Peregrine uses Docker Compose profiles to start only the services your hardware can support. Choose a profile with make start PROFILE=<name>.


Profile Reference

Profile Services started Use case
remote app, searxng No GPU. LLM calls go to an external API (Anthropic, OpenAI-compatible).
cpu app, ollama, searxng No GPU. Runs local models on CPU — functional but slow.
single-gpu app, ollama, vision, searxng One NVIDIA GPU. Covers cover letters, research, and vision (survey screenshots).
dual-gpu app, ollama, vllm, vision, searxng Two NVIDIA GPUs. GPU 0 = Ollama (cover letters), GPU 1 = vLLM (research).

Service Descriptions

Service Image / Source Port Purpose
app Dockerfile (Streamlit) 8501 The main Peregrine UI
ollama ollama/ollama 11434 Local model inference — cover letters and general tasks
vllm vllm/vllm-openai 8000 High-throughput local inference — research tasks
vision scripts/vision_service/ 8002 Moondream2 — survey screenshot analysis
searxng searxng/searxng 8888 Private meta-search engine — company research web scraping

Choosing a Profile

remote

Use remote if: - You have no NVIDIA GPU - You plan to use Anthropic Claude or another API-hosted model exclusively - You want the fastest startup (only two containers)

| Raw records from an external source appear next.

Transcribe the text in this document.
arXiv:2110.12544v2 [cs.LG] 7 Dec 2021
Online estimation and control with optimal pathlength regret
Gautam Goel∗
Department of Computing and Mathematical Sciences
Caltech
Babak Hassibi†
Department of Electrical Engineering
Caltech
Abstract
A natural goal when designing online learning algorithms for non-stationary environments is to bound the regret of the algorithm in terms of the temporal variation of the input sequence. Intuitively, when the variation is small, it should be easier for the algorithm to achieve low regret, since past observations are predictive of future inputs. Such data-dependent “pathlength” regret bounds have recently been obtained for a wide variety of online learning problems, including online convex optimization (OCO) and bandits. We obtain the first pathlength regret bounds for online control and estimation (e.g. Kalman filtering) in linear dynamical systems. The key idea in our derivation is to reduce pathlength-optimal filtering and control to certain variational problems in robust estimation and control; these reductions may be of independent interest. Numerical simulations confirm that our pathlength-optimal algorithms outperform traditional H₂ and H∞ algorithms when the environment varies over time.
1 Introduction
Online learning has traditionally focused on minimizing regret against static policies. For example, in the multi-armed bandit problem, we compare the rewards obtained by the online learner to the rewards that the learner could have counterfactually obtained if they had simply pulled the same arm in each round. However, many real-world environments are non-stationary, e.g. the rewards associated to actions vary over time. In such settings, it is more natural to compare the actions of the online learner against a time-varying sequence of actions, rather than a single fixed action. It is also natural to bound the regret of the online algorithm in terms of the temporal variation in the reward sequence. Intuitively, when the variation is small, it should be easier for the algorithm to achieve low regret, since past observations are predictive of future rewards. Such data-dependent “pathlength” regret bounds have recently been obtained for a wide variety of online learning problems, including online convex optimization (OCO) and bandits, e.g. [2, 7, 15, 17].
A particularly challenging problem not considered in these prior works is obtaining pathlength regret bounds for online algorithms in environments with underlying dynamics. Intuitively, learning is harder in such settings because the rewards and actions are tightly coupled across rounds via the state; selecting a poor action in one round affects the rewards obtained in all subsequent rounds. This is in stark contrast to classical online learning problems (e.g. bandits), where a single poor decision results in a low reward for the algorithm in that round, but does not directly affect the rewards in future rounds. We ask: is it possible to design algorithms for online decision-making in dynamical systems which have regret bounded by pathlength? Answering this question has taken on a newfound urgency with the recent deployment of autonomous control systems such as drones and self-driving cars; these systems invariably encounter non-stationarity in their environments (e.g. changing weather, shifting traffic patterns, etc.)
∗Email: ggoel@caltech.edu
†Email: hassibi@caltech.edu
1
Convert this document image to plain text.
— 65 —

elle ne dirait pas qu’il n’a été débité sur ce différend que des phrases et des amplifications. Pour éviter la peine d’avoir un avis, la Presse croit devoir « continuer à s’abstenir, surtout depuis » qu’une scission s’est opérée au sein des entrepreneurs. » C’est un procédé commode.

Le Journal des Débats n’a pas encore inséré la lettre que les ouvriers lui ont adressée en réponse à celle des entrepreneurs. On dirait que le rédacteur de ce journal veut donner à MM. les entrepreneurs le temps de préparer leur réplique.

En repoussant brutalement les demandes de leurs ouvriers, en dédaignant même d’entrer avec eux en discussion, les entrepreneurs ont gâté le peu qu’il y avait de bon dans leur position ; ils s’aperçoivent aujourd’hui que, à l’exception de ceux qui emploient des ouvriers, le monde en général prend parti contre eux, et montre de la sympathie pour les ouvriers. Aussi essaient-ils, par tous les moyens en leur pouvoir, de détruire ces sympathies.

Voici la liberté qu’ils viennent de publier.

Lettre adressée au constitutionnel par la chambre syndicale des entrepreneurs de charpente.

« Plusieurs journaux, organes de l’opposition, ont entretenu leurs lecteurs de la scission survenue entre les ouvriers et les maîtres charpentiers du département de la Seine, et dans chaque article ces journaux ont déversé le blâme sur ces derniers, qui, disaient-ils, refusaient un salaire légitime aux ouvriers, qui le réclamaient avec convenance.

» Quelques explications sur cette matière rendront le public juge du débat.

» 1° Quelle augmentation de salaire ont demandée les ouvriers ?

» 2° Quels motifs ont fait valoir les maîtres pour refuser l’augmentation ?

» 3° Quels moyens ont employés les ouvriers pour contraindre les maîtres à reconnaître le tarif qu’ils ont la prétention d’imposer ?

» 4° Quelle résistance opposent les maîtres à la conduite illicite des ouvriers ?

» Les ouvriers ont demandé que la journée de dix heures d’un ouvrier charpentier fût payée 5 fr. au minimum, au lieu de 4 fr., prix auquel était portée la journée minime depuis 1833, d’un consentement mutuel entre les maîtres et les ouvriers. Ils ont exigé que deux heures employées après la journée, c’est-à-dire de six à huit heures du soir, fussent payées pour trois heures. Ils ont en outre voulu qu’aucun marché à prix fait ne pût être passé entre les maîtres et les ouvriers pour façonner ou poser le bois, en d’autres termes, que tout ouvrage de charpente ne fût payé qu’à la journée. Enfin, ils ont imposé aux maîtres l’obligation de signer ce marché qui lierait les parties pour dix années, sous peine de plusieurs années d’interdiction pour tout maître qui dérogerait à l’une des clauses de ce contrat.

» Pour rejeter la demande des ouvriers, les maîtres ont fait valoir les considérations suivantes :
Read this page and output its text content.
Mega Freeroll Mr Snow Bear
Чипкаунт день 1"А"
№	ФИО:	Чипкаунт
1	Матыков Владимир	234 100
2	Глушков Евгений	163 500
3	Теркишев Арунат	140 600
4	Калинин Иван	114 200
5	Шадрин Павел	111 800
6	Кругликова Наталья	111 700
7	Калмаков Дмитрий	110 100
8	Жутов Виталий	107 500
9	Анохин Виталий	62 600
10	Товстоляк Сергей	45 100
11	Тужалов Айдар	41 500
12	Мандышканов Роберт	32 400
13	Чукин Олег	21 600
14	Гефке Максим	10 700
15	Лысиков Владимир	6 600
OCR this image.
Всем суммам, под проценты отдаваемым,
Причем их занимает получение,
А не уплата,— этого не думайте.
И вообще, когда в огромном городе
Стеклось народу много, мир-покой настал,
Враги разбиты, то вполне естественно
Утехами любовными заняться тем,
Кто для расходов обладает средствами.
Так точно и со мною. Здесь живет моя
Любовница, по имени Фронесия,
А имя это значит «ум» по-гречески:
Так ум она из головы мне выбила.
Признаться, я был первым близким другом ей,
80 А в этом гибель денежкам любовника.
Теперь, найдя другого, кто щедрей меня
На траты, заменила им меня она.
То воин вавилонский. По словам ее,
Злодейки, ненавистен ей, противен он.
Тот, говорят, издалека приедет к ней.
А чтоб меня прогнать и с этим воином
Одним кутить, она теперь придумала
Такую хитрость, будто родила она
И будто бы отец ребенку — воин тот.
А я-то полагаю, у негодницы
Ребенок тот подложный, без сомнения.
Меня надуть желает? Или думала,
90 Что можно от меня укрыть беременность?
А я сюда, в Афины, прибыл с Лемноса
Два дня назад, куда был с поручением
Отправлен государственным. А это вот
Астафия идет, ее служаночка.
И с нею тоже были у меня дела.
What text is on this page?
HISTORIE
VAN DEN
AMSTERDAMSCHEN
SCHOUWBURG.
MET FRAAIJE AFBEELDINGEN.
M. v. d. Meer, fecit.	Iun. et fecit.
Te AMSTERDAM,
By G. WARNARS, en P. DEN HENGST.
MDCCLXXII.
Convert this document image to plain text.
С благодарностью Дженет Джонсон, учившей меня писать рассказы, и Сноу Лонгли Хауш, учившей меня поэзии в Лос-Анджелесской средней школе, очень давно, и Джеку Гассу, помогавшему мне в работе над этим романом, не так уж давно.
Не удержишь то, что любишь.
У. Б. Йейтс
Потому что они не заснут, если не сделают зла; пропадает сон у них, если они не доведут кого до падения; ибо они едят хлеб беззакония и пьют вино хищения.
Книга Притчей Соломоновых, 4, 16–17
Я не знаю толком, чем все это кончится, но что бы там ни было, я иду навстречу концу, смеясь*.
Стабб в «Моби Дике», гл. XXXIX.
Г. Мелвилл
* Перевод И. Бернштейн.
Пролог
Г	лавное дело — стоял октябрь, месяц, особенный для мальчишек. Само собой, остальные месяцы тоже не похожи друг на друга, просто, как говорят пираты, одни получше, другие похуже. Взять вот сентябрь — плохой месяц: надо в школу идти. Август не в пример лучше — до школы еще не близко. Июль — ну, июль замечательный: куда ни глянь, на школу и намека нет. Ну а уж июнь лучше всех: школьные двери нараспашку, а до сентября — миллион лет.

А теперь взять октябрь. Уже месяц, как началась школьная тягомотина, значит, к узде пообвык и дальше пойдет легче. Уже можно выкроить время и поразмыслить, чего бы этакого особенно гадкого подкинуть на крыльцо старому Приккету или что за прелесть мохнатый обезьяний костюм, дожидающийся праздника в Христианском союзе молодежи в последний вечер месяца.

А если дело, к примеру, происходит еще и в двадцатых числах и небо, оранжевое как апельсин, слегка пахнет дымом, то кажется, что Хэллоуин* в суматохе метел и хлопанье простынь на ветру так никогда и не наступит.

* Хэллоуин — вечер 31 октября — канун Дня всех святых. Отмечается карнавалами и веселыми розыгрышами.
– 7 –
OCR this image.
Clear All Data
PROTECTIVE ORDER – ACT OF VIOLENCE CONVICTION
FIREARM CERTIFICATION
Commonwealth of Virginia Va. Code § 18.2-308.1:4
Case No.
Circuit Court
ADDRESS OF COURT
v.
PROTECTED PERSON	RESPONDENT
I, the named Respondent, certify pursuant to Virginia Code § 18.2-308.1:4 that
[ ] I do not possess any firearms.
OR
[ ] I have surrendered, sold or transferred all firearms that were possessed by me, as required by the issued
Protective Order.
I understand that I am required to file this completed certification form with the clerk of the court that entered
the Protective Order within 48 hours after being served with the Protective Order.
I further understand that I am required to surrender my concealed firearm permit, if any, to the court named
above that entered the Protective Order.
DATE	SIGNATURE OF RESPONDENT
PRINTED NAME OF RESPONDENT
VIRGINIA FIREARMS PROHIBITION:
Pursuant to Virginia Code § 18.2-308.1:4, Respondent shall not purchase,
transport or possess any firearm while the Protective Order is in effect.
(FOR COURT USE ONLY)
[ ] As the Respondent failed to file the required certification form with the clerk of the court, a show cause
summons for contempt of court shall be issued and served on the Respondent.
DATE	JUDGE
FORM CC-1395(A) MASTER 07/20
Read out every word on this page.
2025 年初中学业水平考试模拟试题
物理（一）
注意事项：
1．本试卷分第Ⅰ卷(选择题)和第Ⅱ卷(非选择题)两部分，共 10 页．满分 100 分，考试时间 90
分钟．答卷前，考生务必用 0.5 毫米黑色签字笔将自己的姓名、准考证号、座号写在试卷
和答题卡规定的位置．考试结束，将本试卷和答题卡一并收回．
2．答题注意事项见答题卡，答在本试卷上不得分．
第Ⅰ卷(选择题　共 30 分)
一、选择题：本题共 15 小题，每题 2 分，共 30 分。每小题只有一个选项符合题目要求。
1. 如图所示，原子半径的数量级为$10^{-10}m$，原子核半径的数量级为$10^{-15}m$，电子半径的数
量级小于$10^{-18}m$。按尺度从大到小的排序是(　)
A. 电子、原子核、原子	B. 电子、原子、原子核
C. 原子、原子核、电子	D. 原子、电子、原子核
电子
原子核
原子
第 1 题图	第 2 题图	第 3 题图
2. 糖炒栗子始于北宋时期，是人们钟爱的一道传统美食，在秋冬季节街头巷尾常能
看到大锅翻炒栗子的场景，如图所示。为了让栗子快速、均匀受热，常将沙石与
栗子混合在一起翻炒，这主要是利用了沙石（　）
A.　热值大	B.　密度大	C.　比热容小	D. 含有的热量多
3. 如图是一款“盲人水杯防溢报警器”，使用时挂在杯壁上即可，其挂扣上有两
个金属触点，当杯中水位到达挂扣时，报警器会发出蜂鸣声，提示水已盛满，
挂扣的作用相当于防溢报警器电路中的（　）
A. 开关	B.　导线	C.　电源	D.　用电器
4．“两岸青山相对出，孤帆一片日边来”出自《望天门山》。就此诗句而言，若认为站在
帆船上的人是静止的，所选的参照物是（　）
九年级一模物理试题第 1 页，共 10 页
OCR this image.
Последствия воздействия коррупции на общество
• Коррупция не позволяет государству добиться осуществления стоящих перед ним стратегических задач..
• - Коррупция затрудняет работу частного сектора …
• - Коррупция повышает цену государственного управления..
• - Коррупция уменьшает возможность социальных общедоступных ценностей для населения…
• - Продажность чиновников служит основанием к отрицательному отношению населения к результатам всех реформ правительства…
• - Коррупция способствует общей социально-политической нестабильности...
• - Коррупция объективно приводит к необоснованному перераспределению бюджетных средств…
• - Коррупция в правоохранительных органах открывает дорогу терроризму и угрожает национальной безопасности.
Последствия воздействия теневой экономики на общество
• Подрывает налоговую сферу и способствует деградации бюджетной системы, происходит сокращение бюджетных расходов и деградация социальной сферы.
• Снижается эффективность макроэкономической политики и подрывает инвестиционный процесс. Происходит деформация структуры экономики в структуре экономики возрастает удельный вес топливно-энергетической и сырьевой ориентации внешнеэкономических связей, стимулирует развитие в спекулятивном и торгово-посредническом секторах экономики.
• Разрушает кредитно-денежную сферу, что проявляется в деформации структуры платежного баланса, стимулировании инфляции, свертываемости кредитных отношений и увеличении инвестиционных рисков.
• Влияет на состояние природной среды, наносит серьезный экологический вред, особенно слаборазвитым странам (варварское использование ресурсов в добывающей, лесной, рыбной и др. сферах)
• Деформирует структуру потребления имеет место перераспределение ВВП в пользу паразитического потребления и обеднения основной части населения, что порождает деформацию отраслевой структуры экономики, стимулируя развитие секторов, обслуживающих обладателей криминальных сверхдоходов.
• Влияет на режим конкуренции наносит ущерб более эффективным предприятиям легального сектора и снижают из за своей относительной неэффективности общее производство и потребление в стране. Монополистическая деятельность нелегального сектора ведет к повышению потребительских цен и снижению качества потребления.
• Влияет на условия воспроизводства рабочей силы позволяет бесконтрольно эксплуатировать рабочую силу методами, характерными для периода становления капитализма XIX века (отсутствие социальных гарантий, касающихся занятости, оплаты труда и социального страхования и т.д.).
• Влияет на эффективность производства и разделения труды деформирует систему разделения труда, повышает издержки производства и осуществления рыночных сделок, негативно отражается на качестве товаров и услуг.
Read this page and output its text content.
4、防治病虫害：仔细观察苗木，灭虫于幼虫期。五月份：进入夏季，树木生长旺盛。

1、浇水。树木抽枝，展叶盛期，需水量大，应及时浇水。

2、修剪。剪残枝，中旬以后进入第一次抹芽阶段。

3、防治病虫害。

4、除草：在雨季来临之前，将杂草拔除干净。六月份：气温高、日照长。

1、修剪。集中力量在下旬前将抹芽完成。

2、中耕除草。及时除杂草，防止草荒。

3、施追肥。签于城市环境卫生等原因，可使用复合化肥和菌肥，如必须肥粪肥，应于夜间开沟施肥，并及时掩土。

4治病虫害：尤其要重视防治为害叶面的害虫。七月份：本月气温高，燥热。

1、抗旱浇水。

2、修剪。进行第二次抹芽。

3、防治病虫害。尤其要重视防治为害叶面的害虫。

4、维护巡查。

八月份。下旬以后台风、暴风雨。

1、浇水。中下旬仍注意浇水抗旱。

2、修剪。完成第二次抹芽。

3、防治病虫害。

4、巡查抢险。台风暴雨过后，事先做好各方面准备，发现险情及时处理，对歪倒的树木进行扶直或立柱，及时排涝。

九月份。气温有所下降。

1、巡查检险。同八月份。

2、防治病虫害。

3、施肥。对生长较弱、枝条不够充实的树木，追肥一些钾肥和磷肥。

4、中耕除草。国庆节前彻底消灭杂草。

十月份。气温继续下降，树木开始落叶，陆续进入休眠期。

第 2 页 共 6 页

You must configure at least one external LLM backend in Settings → LLM Backends.

cpu

Use cpu if: - You have no GPU but want to run models locally (e.g. for privacy) - Acceptable for light use; cover letter generation may take several minutes per request

Pull a model after the container starts:

docker exec -it peregrine-ollama-1 ollama pull llama3.1:8b

single-gpu

Use single-gpu if: - You have one NVIDIA GPU with at least 8 GB VRAM - Recommended for most single-user installs - The vision service (Moondream2) starts on the same GPU using 4-bit quantisation (~1.5 GB VRAM)

dual-gpu

Use dual-gpu if: - You have two or more NVIDIA GPUs - GPU 0 handles Ollama (cover letters, quick tasks) - GPU 1 handles vLLM (research, long-context tasks) - The vision service shares GPU 0 with Ollama


GPU Memory Guidance

GPU VRAM Recommended profile Notes
< 4 GB cpu GPU too small for practical model loading
4–8 GB single-gpu Run smaller models (3B–8B parameters)
8–16 GB single-gpu Run 8B–13B models comfortably
16–24 GB single-gpu Run 13B–34B models
24 GB+ single-gpu or dual-gpu 70B models with quantisation

How preflight.py Works

make start calls scripts/preflight.py before launching Docker. Preflight does the following:

  1. Port conflict detection — checks whether STREAMLIT_PORT, OLLAMA_PORT, VLLM_PORT, SEARXNG_PORT, and VISION_PORT are already in use. Reports any conflicts and suggests alternatives.

  2. GPU enumeration — queries nvidia-smi for GPU count and VRAM per card.

  3. RAM check — reads /proc/meminfo (Linux) or vm_stat (macOS) to determine available system RAM.

  4. KV cache offload — if GPU VRAM is less than 10 GB, preflight calculates CPU_OFFLOAD_GB (the amount of KV cache to spill to system RAM) and writes it to .env. The vLLM container picks this up via --cpu-offload-gb.

  5. Profile recommendation — writes RECOMMENDED_PROFILE to .env. This is informational; make start uses the PROFILE variable you specify (defaulting to remote).

You can run preflight independently:

make preflight
# or
python scripts/preflight.py

Customising Ports

Edit .env before running make start:

STREAMLIT_PORT=8501
OLLAMA_PORT=11434
VLLM_PORT=8000
SEARXNG_PORT=8888
VISION_PORT=8002

All containers read from .env via the env_file directive in compose.yml.